PAVN generals, in 1987, were in the process of evaluating
Vietnam's position in the world and reviewing the nature of its
future strategic requirements. Vietnamese publications on the
subject in the 1980s stressed continuity in strategic thinking
and the need to treat the future as a logical extension of the
past. The twin pillars with which the strategic planners sought
to serve future national interests were, first, to exploit
Vietnam's innate skill in strategic defense and, second, to
capitalize on the party's ability to anchor the strategic process
successfully in the people.
Four major themes could be discerned in Hanoi's strategic
thinking in the mid-1980s. The first was the recognition that
PAVN must be prepared to fight both limited, small-scale,
orthodox wars and protracted, guerrilla wars. As a practical
matter, renewed attention was given to preparing for warfare in
mountainous terrain (Vietnam is 40 percent mountainous and 75
percent forested--see
Geography
, ch. 2).
The second theme was an increasing emphasis on military
technology. This resulted from PAVN's experience with the United
States military machine in the Second Indochina War and with the
war in Cambodia, as well as from the influence of Soviet military
advisers.
The third theme was a return to orthodox dau tranh
strategy. This occurred partly as a result of the successes
scored by Pol Pot's Cambodian guerrillas and partly as a result
of the success of PAVN paramilitary forces against the invading
Chinese. The counterinsurgency effort in Cambodia, for example,
was regarded as simply a limited, small-scale, high-technology
war. Another war against China, according to Vietnamese
definitions, would require (as, indeed, the previous one had
required) a mixture of orthodox limited-war strategy and elements
of dau tranh strategy. The PAVN high command, in
opposition to earlier practice, appeared increasingly to believe
that high-technology warfare in the mountains was possible.
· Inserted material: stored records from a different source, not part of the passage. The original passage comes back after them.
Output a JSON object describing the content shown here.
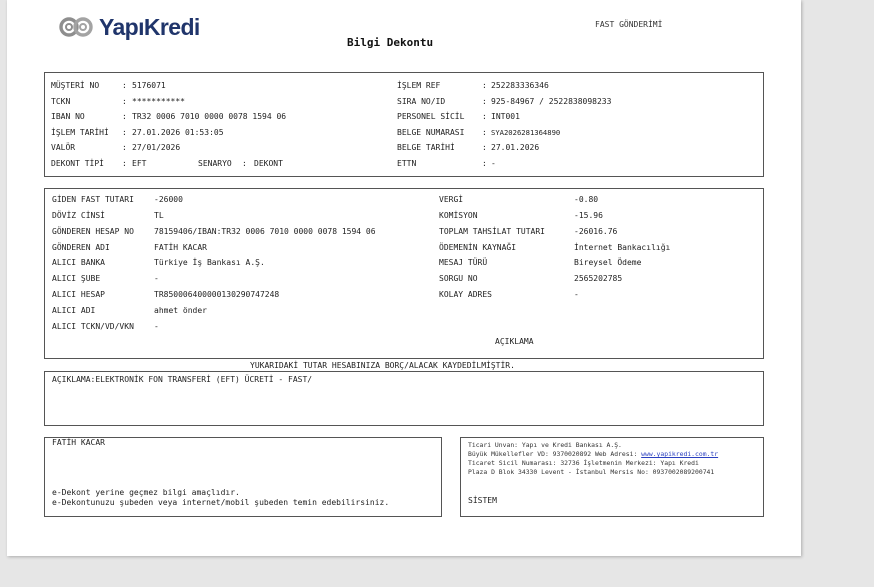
{
  "header": {
    "brand": "YapıKredi",
    "fast_label": "FAST GÖNDERİMİ",
    "title": "Bilgi Dekontu"
  },
  "info_left": [
    {
      "label": "MÜŞTERİ NO",
      "value": "5176071"
    },
    {
      "label": "TCKN",
      "value": "***********"
    },
    {
      "label": "IBAN NO",
      "value": "TR32 0006 7010 0000 0078 1594 06"
    },
    {
      "label": "İŞLEM TARİHİ",
      "value": "27.01.2026 01:53:05"
    },
    {
      "label": "VALÖR",
      "value": "27/01/2026"
    },
    {
      "label": "DEKONT TİPİ",
      "value": "EFT"
    }
  ],
  "senaryo": {
    "label": "SENARYO",
    "value": "DEKONT"
  },
  "info_right": [
    {
      "label": "İŞLEM REF",
      "value": "252283336346"
    },
    {
      "label": "SIRA NO/ID",
      "value": "925-84967 / 2522838098233"
    },
    {
      "label": "PERSONEL SİCİL",
      "value": "INT001"
    },
    {
      "label": "BELGE NUMARASI",
      "value": "SYA2026281364890"
    },
    {
      "label": "BELGE TARİHİ",
      "value": "27.01.2026"
    },
    {
      "label": "ETTN",
      "value": "-"
    }
  ],
  "tx_left": [
    {
      "label": "GİDEN FAST TUTARI",
      "value": "-26000"
    },
    {
      "label": "DÖVİZ CİNSİ",
      "value": "TL"
    },
    {
      "label": "GÖNDEREN HESAP NO",
      "value": "78159406/IBAN:TR32 0006 7010 0000 0078 1594 06"
    },
    {
      "label": "GÖNDEREN ADI",
      "value": "FATİH KACAR"
    },
    {
      "label": "ALICI BANKA",
      "value": "Türkiye İş Bankası A.Ş."
    },
    {
      "label": "ALICI ŞUBE",
      "value": "-"
    },
    {
      "label": "ALICI HESAP",
      "value": "TR850006400000130290747248"
    },
    {
      "label": "ALICI ADI",
      "value": "ahmet önder"
    },
    {
      "label": "ALICI TCKN/VD/VKN",
      "value": "-"
    }
  ],
  "tx_right": [
    {
      "label": "VERGİ",
      "value": "-0.80"
    },
    {
      "label": "KOMİSYON",
      "value": "-15.96"
    },
    {
      "label": "TOPLAM TAHSİLAT TUTARI",
      "value": "-26016.76"
    },
    {
      "label": "ÖDEMENİN KAYNAĞI",
      "value": "İnternet Bankacılığı"
    },
    {
      "label": "MESAJ TÜRÜ",
      "value": "Bireysel Ödeme"
    },
    {
      "label": "SORGU NO",
      "value": "2565202785"
    },
    {
      "label": "KOLAY ADRES",
      "value": "-"
    }
  ],
  "aciklama_heading": "AÇIKLAMA",
  "notice": "YUKARIDAKİ TUTAR HESABINIZA BORÇ/ALACAK KAYDEDİLMİŞTİR.",
  "description": "AÇIKLAMA:ELEKTRONİK FON TRANSFERİ (EFT) ÜCRETİ - FAST/",
  "footer_left": {
    "name": "FATİH KACAR",
    "line1": "e-Dekont yerine geçmez bilgi amaçlıdır.",
    "line2": "e-Dekontunuzu şubeden veya internet/mobil şubeden temin edebilirsiniz."
  },
  "footer_right": {
    "line1": "Ticari Unvan: Yapı ve Kredi Bankası A.Ş.",
    "line2_prefix": "Büyük Mükellefler VD: 9370020892 Web Adresi:",
    "line2_link": "www.yapikredi.com.tr",
    "line3": "Ticaret Sicil Numarası: 32736 İşletmenin Merkezi: Yapı Kredi",
    "line4": "Plaza D Blok 34330 Levent - İstanbul Mersis No: 0937002089200741",
    "sistem": "SİSTEM"
  },
  "colors": {
    "brand": "#20356b",
    "page": "#ffffff",
    "background": "#e6e6e6"
  },
  "icons": {
    "brand_mark": "yapikredi-logo-icon"
  }
}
The fourth theme was the acknowledgment that the strategy in
Cambodia and the strategy designed for use against China depended
on continued support from the Soviet Union. In order to meet
Vietnam's future external security needs, Hanoi's leadership
probably will be led to conclude that it must eventually develop
a new or revised strategic concept that is not overly dependent
on past strategies or simple alliance with the Soviet Union. At
the end of 1987, however, the leaders in PAVN and the Political
Bureau appeared to have undiminished faith in the efficacy of
their past doctrines and in the connection with Moscow. As long
as they remained in power, a markedly new Vietnamese strategic
approach to national security seemed unlikely.